La ministre de la Santé a annoncé, mercredi 18 février, le lancement d’un chantier attendu : la **réingénierie de la formation** des infirmiers puériculteurs. Objectif affiché : adapter les cursus aux nouveaux besoins de santé des enfants et moderniser un cadre réglementaire gelé depuis plusieurs décennies.
Le projet s’inscrit dans la foulée de la loi infirmière du 27 juin 2025, qui a élargi la reconnaissance de la pratique avancée aux spécialités infirmières. Pour les acteurs de la pédiatrie, c’est une occasion rare de redéfinir missions et compétences afin de mieux répondre aux enjeux de prévention, de suivi précoce et de coordination des parcours.
Ce que vise la réforme
Aux yeux du ministère, la remise à plat doit permettre aux infirmiers puériculteurs, désormais souvent désignés sous l’acronyme IPDE, d’exercer de façon plus complète dans les hôpitaux, la protection maternelle et infantile (PMI) et la santé scolaire. Les responsables gouvernementaux insistent sur la nécessité d’un cursus qui tienne compte des défis actuels : repérage précoce des vulnérabilités, prévention en population et inégalités territoriales de santé.
Le cadre actuel, inchangé depuis les années 1980, ne serait plus adapté aux réalités cliniques et sociales rencontrées par les professionnels sur le terrain, font valoir syndicats et associations.
Des missions repensées
Une proposition de décret diffusée par l’Association nationale des puéricultrices et étudiants (ANPDE) détaille un socle de missions étendues. Parmi les principales orientations retenues par les acteurs :
- Évaluations globales du développement : bilans et diagnostics infirmiers spécialisés, surveillance clinique des nourrissons, détection précoce des écarts de développement.

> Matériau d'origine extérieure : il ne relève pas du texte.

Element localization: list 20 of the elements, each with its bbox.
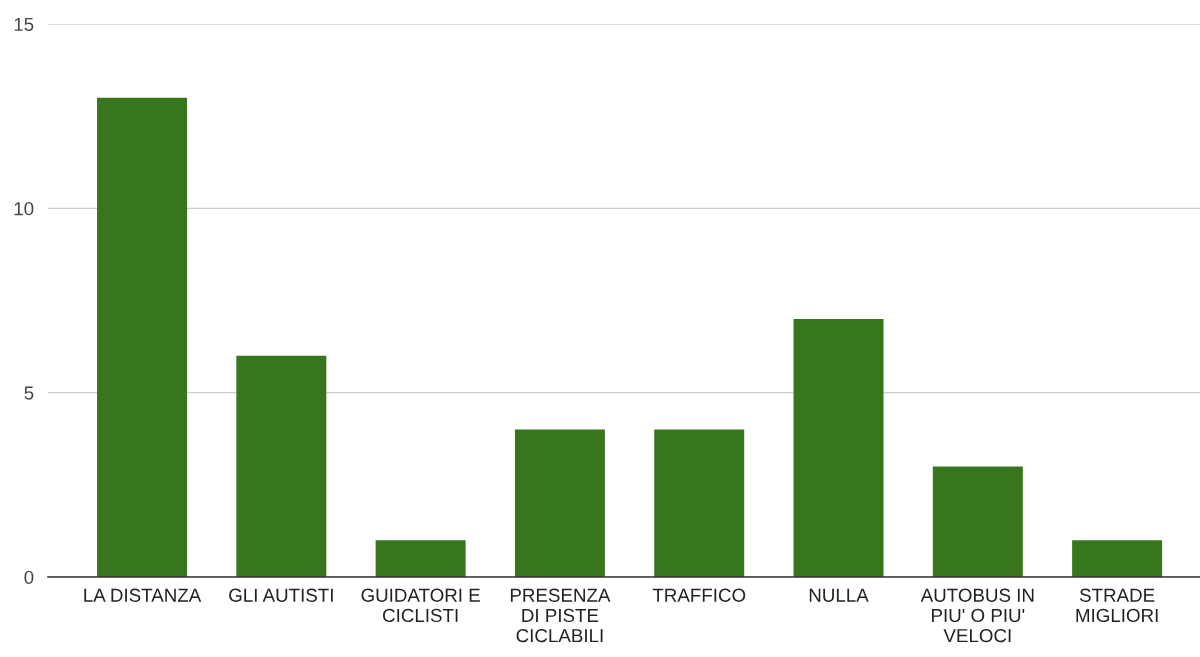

- Soins pédiatriques spécialisés : prise en charge de la douleur, gestes thérapeutiques et vaccination dans un cadre de premier recours.
- Coordination des parcours : articulation entre ville, hôpital, PMI et services sociaux pour fluidifier les prises en charge.
- Soutien à la parentalité : accompagnement des interactions précoces, aide aux compétences parentales et prise en charge des situations de handicap ou de maladie.
- Promotion de l’allaitement : information, éducation et suivi individuel pour faciliter l’allaitement et le sevrage.
- Compétences en pratique avancée : consultations cliniques spécialisées, suivi de soins complexes, réalisation de gestes techniques et contribution à la recherche et à la formation.
Qui est mobilisé ?
Associations professionnelles, représentants syndicaux et instances nationales se disent prêts à participer aux travaux. L’ANPDE a publié sa proposition règlementaire début février et appelle à une ingénierie de formation capable de sortir l’enfant de « l’angle mort » du système de santé.
Peggy Alonso, présidente de l’ANPDE, a salué l’ouverture du ministère et l’invitation aux échanges. Le Collège des infirmières puéricultrices a également exprimé son soutien et demandé que les professionnels soient pleinement associés aux décisions.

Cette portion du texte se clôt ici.